Senate To Enforce Child Rights Act

Senate To Enforce Child Rights Act
  • PublishedMarch 6, 2018

In a bid to reduce the menace of child abuse, the Senate on Tuesday tasked the Ministry of Women Affairs and security agencies to devise measures to enforce the rights of Nigerian child.

The lawmakers also urged the federal, state and local governments to provide quality education and job opportunities, which they identified as the roots of the menace.

These resolutions followed a motion by Benjamin Uwajumogu (Imo-APC) which called the attention of the Senate to the ‘increasing rate of child labour, molestation and abuse in Nigeria.’

Mr. Uwajumogu expressed worry over recent data published by the National Bureau of Statistics which showed that 50.8 per cent of Nigerian children; aged between five and 17 years are engaged in child labour.

He noted that children often used as domestic helps are “forced to do work that is way beyond their tender bodies, and this eventually stunt the general development of the child.”

Citing different publications in national dailies, Mr. Uwajumogu said it is high time Nigeria declared a state of emergency against all forms of child abuse.

He urged the executive and its agencies to enforce the section of the Constitution which provides for the implementation of the Child Rights Act.

“Section 14 subsection (2b) of the Constitution of the Federal Republic of Nigeria 1999 (as amended) states that: ‘the security and welfare of the people shall be the primary purpose of government’”, he said.

In another resolution, the senate mandated its Committee on Women Affairs and Judiciary to investigate the viral trend and report back in two weeks.


The Deputy Senate President, Ike Ekweremadu, who presided over the plenary in the absence of the Senate President, Bukola Saraki, proposed establishment of a special court to prosecute cases related to violation of the Child Rights Act.
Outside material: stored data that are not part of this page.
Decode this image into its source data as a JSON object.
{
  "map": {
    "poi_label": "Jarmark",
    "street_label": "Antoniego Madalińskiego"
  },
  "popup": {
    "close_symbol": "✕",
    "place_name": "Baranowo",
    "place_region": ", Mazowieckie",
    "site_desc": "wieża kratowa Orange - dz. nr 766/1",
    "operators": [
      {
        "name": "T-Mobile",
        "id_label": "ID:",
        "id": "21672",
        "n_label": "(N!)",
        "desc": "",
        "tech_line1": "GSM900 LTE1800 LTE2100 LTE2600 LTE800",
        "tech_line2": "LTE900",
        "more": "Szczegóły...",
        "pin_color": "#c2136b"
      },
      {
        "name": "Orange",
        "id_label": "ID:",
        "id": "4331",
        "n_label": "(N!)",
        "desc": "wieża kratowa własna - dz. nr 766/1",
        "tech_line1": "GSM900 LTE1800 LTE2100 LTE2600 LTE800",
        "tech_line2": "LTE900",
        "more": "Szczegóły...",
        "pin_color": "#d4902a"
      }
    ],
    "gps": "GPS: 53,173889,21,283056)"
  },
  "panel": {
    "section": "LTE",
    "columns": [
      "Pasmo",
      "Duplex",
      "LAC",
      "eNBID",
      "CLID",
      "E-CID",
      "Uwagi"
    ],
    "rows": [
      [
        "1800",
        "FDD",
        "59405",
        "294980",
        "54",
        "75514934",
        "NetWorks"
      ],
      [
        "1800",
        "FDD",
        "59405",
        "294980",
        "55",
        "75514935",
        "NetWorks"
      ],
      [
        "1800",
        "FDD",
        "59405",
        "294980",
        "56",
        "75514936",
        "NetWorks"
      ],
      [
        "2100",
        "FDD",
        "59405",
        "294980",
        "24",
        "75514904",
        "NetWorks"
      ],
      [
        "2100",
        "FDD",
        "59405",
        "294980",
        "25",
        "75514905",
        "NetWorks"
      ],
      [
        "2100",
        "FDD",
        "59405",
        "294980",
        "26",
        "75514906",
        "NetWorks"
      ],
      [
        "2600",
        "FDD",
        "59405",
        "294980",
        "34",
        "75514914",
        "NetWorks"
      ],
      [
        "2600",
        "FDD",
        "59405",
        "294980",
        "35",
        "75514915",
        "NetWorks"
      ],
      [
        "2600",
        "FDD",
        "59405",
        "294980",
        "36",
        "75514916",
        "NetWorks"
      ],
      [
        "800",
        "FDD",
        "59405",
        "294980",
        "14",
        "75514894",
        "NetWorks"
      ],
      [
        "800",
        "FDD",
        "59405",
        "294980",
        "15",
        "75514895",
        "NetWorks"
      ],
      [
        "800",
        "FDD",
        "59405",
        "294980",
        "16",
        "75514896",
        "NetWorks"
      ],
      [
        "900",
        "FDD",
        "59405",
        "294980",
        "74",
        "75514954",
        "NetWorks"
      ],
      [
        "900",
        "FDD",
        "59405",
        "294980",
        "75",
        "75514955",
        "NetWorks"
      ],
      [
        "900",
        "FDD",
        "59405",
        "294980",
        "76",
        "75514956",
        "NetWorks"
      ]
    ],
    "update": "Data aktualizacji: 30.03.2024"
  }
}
“Nigeria has been a signatory to a number of international conventions regarding the rights of the child including the African Charter, UN Convention on Human Rights as well as local legislation including the Child Rights Act and Universal Basic Education Act which makes education of children compulsory. Unfortunately we’ve not been able to adhere to some of these legislation.

“I think the problem is not legislation but enforcement. I think its time for us to consider the possibility of setting up a special court for enforcing some of these rights of the children so that those who flout them will be punished adequately,” he said.